Part Three of Three
While attending classes at the organization in London around 1960, I came across an older fellow who’d told me how he’d given a present of a Corgi bitch puppy to Mary Sue and how happy she was to have the dog. The dog, Vixie, no longer a puppy, was there when I arrived at Saint Hill. She spent most of her day with the children. They rewarded her partly by finding a way to tease her when she was eating. One of the children would get down on all fours and pretend to want to eat from the dog’s bowl. Vixie went out of her mind, and the children loved it. Well, Vixie became really bad-tempered especially around her food, and generally when she was stressed.

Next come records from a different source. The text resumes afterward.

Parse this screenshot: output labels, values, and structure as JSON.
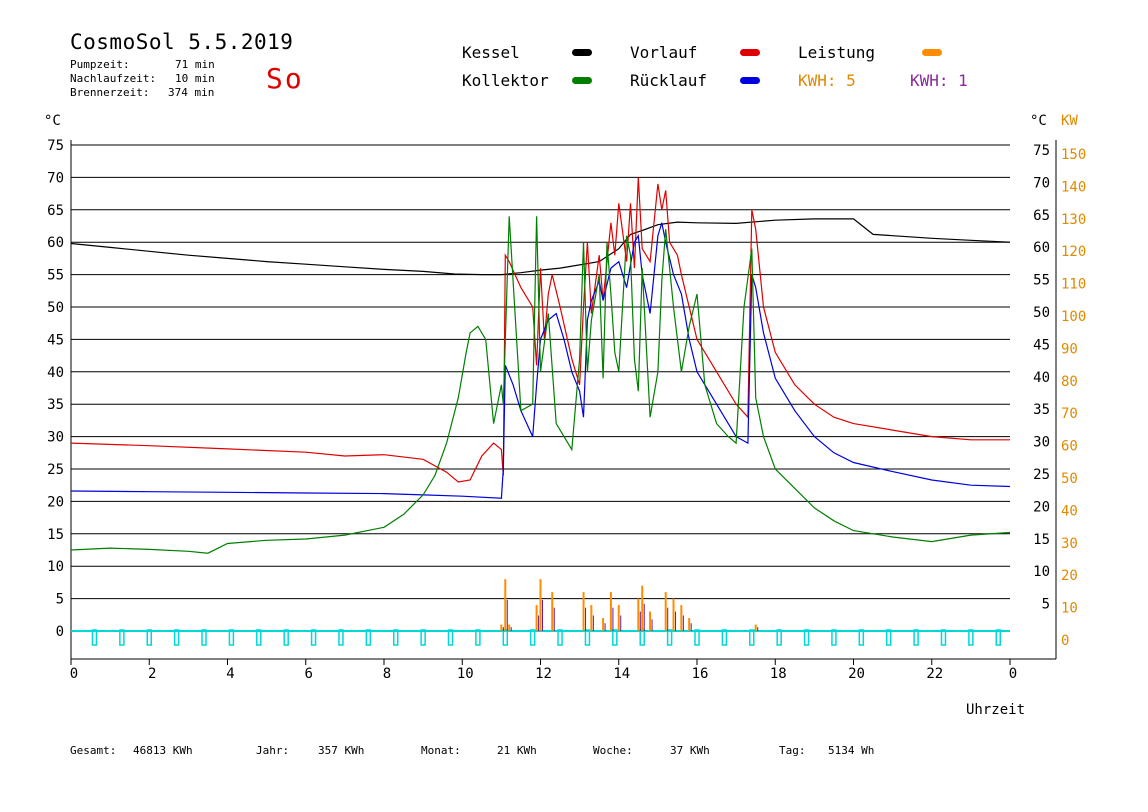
{
  "header": {
    "title": "CosmoSol 5.5.2019",
    "day": "So",
    "stats": [
      {
        "label": "Pumpzeit:",
        "value": "71 min"
      },
      {
        "label": "Nachlaufzeit:",
        "value": "10 min"
      },
      {
        "label": "Brennerzeit:",
        "value": "374 min"
      }
    ]
  },
  "legend": [
    {
      "label": "Kessel",
      "color": "#000000"
    },
    {
      "label": "Kollektor",
      "color": "#007f00"
    },
    {
      "label": "Vorlauf",
      "color": "#e00000"
    },
    {
      "label": "Rücklauf",
      "color": "#0000e0"
    },
    {
      "label": "Leistung",
      "color": "#ff8c00"
    }
  ],
  "kwh": [
    {
      "label": "KWH: 5",
      "color": "#e08a00"
    },
    {
      "label": "KWH: 1",
      "color": "#8a2a9a"
    }
  ],
  "footer": [
    {
      "label": "Gesamt:",
      "value": "46813 KWh"
    },
    {
      "label": "Jahr:",
      "value": "357 KWh"
    },
    {
      "label": "Monat:",
      "value": "21 KWh"
    },
    {
      "label": "Woche:",
      "value": "37 KWh"
    },
    {
      "label": "Tag:",
      "value": "5134 Wh"
    }
  ],
  "chart_data": {
    "type": "line",
    "left_unit": "°C",
    "right_unit_c": "°C",
    "right_unit_kw": "KW",
    "xlabel": "Uhrzeit",
    "xlim": [
      0,
      24
    ],
    "ylim": [
      0,
      75
    ],
    "x_ticks": [
      "0",
      "2",
      "4",
      "6",
      "8",
      "10",
      "12",
      "14",
      "16",
      "18",
      "20",
      "22",
      "0"
    ],
    "y_ticks": [
      0,
      5,
      10,
      15,
      20,
      25,
      30,
      35,
      40,
      45,
      50,
      55,
      60,
      65,
      70,
      75
    ],
    "y2_ticks_c": [
      5,
      10,
      15,
      20,
      25,
      30,
      35,
      40,
      45,
      50,
      55,
      60,
      65,
      70,
      75
    ],
    "y2_ticks_kw": [
      0,
      10,
      20,
      30,
      40,
      50,
      60,
      70,
      80,
      90,
      100,
      110,
      120,
      130,
      140,
      150
    ],
    "grid": true,
    "series": [
      {
        "name": "Kessel",
        "color": "#000000",
        "x": [
          0,
          1,
          2,
          3,
          4,
          5,
          6,
          7,
          8,
          9,
          9.8,
          10.5,
          11.0,
          11.5,
          12.0,
          12.5,
          13.0,
          13.5,
          14.0,
          14.3,
          14.6,
          15.0,
          15.5,
          16.0,
          17.0,
          18.0,
          19.0,
          20.0,
          20.5,
          21.0,
          22.0,
          23.0,
          24.0
        ],
        "y": [
          59.8,
          59.2,
          58.6,
          58.0,
          57.5,
          57.0,
          56.6,
          56.2,
          55.8,
          55.5,
          55.1,
          55.0,
          55.0,
          55.3,
          55.7,
          56.0,
          56.5,
          57.0,
          59.0,
          61.2,
          61.8,
          62.7,
          63.1,
          63.0,
          62.9,
          63.4,
          63.6,
          63.6,
          61.2,
          61.0,
          60.6,
          60.3,
          60.0
        ]
      },
      {
        "name": "Vorlauf",
        "color": "#e00000",
        "x": [
          0,
          2,
          4,
          6,
          7,
          8,
          9,
          9.6,
          9.9,
          10.2,
          10.5,
          10.8,
          11.0,
          11.05,
          11.1,
          11.2,
          11.5,
          11.8,
          11.9,
          12.0,
          12.1,
          12.2,
          12.3,
          12.5,
          12.8,
          13.0,
          13.1,
          13.2,
          13.3,
          13.5,
          13.6,
          13.8,
          13.9,
          14.0,
          14.2,
          14.3,
          14.4,
          14.5,
          14.6,
          14.8,
          15.0,
          15.1,
          15.2,
          15.3,
          15.5,
          15.6,
          15.8,
          16.0,
          16.5,
          17.0,
          17.3,
          17.4,
          17.5,
          17.7,
          18.0,
          18.5,
          19.0,
          19.5,
          20.0,
          21.0,
          22.0,
          23.0,
          24.0
        ],
        "y": [
          29.0,
          28.6,
          28.1,
          27.6,
          27.0,
          27.2,
          26.5,
          24.5,
          23.0,
          23.3,
          27.0,
          29.0,
          28.0,
          24.0,
          58.0,
          57.0,
          53.0,
          50.0,
          41.0,
          56.0,
          45.0,
          52.0,
          55.0,
          50.0,
          42.0,
          38.0,
          50.0,
          60.0,
          49.0,
          58.0,
          51.0,
          63.0,
          58.0,
          66.0,
          57.0,
          66.0,
          56.0,
          70.0,
          59.0,
          57.0,
          69.0,
          65.0,
          68.0,
          60.0,
          58.0,
          55.0,
          50.0,
          45.0,
          40.0,
          35.0,
          33.0,
          65.0,
          62.0,
          50.0,
          43.0,
          38.0,
          35.0,
          33.0,
          32.0,
          31.0,
          30.0,
          29.5,
          29.5
        ]
      },
      {
        "name": "Rücklauf",
        "color": "#0000e0",
        "x": [
          0,
          2,
          4,
          6,
          8,
          9,
          10,
          11.0,
          11.05,
          11.1,
          11.3,
          11.5,
          11.8,
          11.9,
          12.0,
          12.2,
          12.4,
          12.6,
          12.8,
          13.0,
          13.1,
          13.2,
          13.3,
          13.5,
          13.6,
          13.8,
          14.0,
          14.2,
          14.4,
          14.5,
          14.6,
          14.8,
          15.0,
          15.1,
          15.2,
          15.4,
          15.6,
          15.8,
          16.0,
          16.5,
          17.0,
          17.3,
          17.4,
          17.5,
          17.7,
          18.0,
          18.5,
          19.0,
          19.5,
          20.0,
          21.0,
          22.0,
          23.0,
          24.0
        ],
        "y": [
          21.6,
          21.5,
          21.4,
          21.3,
          21.2,
          21.0,
          20.8,
          20.5,
          25.0,
          41.0,
          38.0,
          34.0,
          30.0,
          38.0,
          45.0,
          48.0,
          49.0,
          45.0,
          40.0,
          37.0,
          33.0,
          48.0,
          51.0,
          54.0,
          51.0,
          56.0,
          57.0,
          53.0,
          60.0,
          61.0,
          55.0,
          49.0,
          61.0,
          63.0,
          60.0,
          55.0,
          52.0,
          45.0,
          40.0,
          35.0,
          30.0,
          29.0,
          55.0,
          53.0,
          46.0,
          39.0,
          34.0,
          30.0,
          27.5,
          26.0,
          24.6,
          23.3,
          22.5,
          22.3
        ]
      },
      {
        "name": "Kollektor",
        "color": "#007f00",
        "x": [
          0,
          1,
          2,
          3,
          3.5,
          4,
          5,
          6,
          7,
          8,
          8.5,
          9,
          9.3,
          9.6,
          9.9,
          10.1,
          10.2,
          10.4,
          10.6,
          10.8,
          11.0,
          11.05,
          11.2,
          11.5,
          11.8,
          11.9,
          12.0,
          12.2,
          12.4,
          12.6,
          12.8,
          13.0,
          13.1,
          13.2,
          13.3,
          13.5,
          13.6,
          13.7,
          13.8,
          13.9,
          14.0,
          14.2,
          14.3,
          14.4,
          14.5,
          14.6,
          14.8,
          15.0,
          15.1,
          15.2,
          15.4,
          15.6,
          15.8,
          16.0,
          16.2,
          16.5,
          16.8,
          17.0,
          17.2,
          17.4,
          17.5,
          17.7,
          18.0,
          18.5,
          19.0,
          19.5,
          20.0,
          21.0,
          22.0,
          23.0,
          24.0
        ],
        "y": [
          12.5,
          12.8,
          12.6,
          12.3,
          12.0,
          13.5,
          14.0,
          14.2,
          14.8,
          16.0,
          18.0,
          21.0,
          24.0,
          29.0,
          36.0,
          43.0,
          46.0,
          47.0,
          45.0,
          32.0,
          38.0,
          35.0,
          64.0,
          34.0,
          35.0,
          64.0,
          40.0,
          49.0,
          32.0,
          30.0,
          28.0,
          42.0,
          60.0,
          40.0,
          48.0,
          55.0,
          39.0,
          60.0,
          52.0,
          43.0,
          40.0,
          61.0,
          58.0,
          42.0,
          37.0,
          56.0,
          33.0,
          40.0,
          54.0,
          62.0,
          50.0,
          40.0,
          47.0,
          52.0,
          38.0,
          32.0,
          30.0,
          29.0,
          50.0,
          59.0,
          36.0,
          30.0,
          25.0,
          22.0,
          19.0,
          17.0,
          15.5,
          14.5,
          13.8,
          14.8,
          15.2
        ]
      },
      {
        "name": "Leistung",
        "color": "#ff8c00",
        "x": [
          11.0,
          11.1,
          11.2,
          11.9,
          12.0,
          12.3,
          13.1,
          13.3,
          13.6,
          13.8,
          14.0,
          14.5,
          14.6,
          14.8,
          15.2,
          15.4,
          15.6,
          15.8,
          17.5
        ],
        "y": [
          1,
          8,
          1,
          4,
          8,
          6,
          6,
          4,
          2,
          6,
          4,
          5,
          7,
          3,
          6,
          5,
          4,
          2,
          1
        ]
      }
    ]
  }
}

One day, the children were playing in the drive in front of the house, a car passed by them, and Vixie was seemingly hit by the car. The children were beside themselves and in panic chased poor distraught Vixie indoors into a corner of a room near the Manor’s back door. They were hysterical. I went into the room but had no clue of how to deal with the chaos. Mary Sue must have heard the children’s cries from her office rather far away. All at once, she swept in, immediately filling the room with her calm and determined presence. Before I could blink she had the children quiet and was soothing Vixie, in complete control of the situation—and I had not even begun to remind myself that I could start collecting my wits. Vixie was not badly hurt, after all.
The children’s Nanny, a local woman who was a Scientologist, cleaned their bedrooms as part of her duties. I didn’t have a lot to do with her, as the children seemed slightly out of my field of direct responsibility. However, she herself was within it, being part of the household I was supposedly in charge of. The Nanny had Sundays off and, I think, Saturday afternoons. One Sunday when I was standing in for the cook who was having the day off, I became aware of a strange sound coming from the children’s bedrooms. The children themselves were outside in the grounds.
I realized that someone was scrubbing the stained floorboards around the carpeting in the bedrooms, and that that someone was Mary Sue. Whatever the Nanny had been doing up there she had been working away without any interference or supervision from me. It seemed to me likely that the Nanny had been using the new-fangled spray polish on the exposed floorboards but without dusting them first. Mary Sue had noticed and was on her hands and knees, scrubbing.
Kitchen duties demanded my attention. At the same time, it was upsetting that Mary Sue had to be scrubbing floors. Further, I knew well how formidable Mary Sue could be when she was aroused, and how disrespect to her children would rile her. I wanted to help put things right for Mary Sue but since I couldn’t leave the kitchen for long, I couldn’t scrub the floors myself till later. The energy she was putting into her scrubbing told me she wanted a result now, and if all I could do was to tamely say “Let me do it later”, or worse, “I’ll have the Nanny do it tomorrow”, it would not wash. There were other questions rattling around. Did I really want to tackle Mary Sue in her energy? Not readily. Was she scrubbing as an outlet for some other matter that had destabilized her? Was she glad to have the chance to do something for her children that her executive duties made it difficult for her to take on? I really should have spoken with her then or as soon as possible thereafter. Stupidly, I dithered, and left her to her scrubbing. She deserved better of me than that.
Mary Sue had a Christmas practice that truly intrigued. I wondered if it were an American practice, or from the Southern states specifically (she was from Texas), or from her own family traditions. She arranged that the children would get the greater part of their everyday clothes and supplies for the year to come—under the Christmas tree. Each Christmas that I was in the house, Mary Sue would be up all night, perhaps two nights, wrapping the children’s gifts, and she would put them in four distinct piles under the tree. Parents and children opened their packages all together.
I had to wonder how the children must feel, spending a couple of hours, along with their parents, undoing these attractively wrapped Christmas gifts, to find themselves neatly piling new underwear, socks, shirts, trousers, dresses, blouses, skirts, shoes, hankies, hats, coats, school supplies—and of course plenty of the usual gifts of something really fun and different. They could have happily played Shop for a fortnight. It was such an efficient, business-like Christmas, along with the love that provided so well for the children. I, the youngest of three, knew how blessed two of them were for being free of those endless hand-me-downs.
My Scottish Victorian grandparents had done their Christmas duty (and in wartime scarcity, too) by lighting a fire for my older brother and me to open a few presents in front of, and leaving us alone to do it. That was the beginning and end of our celebration. Try as I might, I couldn’t get myself into the head and heart of Mary Sue as she presided over this family protocol with obvious satisfaction at the excellence of her work. The style of a post-Victorian Christmas in a small, remote Scottish village in the forties was rather far from that of Mary Sue’s home in Texas, USA, in the same period; she was born there less than nine years before my birth.
Not my work, however, to judge in the matter; Mary Sue had every right to be Mary Sue and to organize her Christmas exactly the way she saw it as needed and wanted. If her family were harmoniously happy, and they seemed to be, what would I be doing, moving into complain mode?
In fact, I had come to have plenty of respect for Mary Sue Hubbard for who she was and for what she was doing with her life both as mother and wife.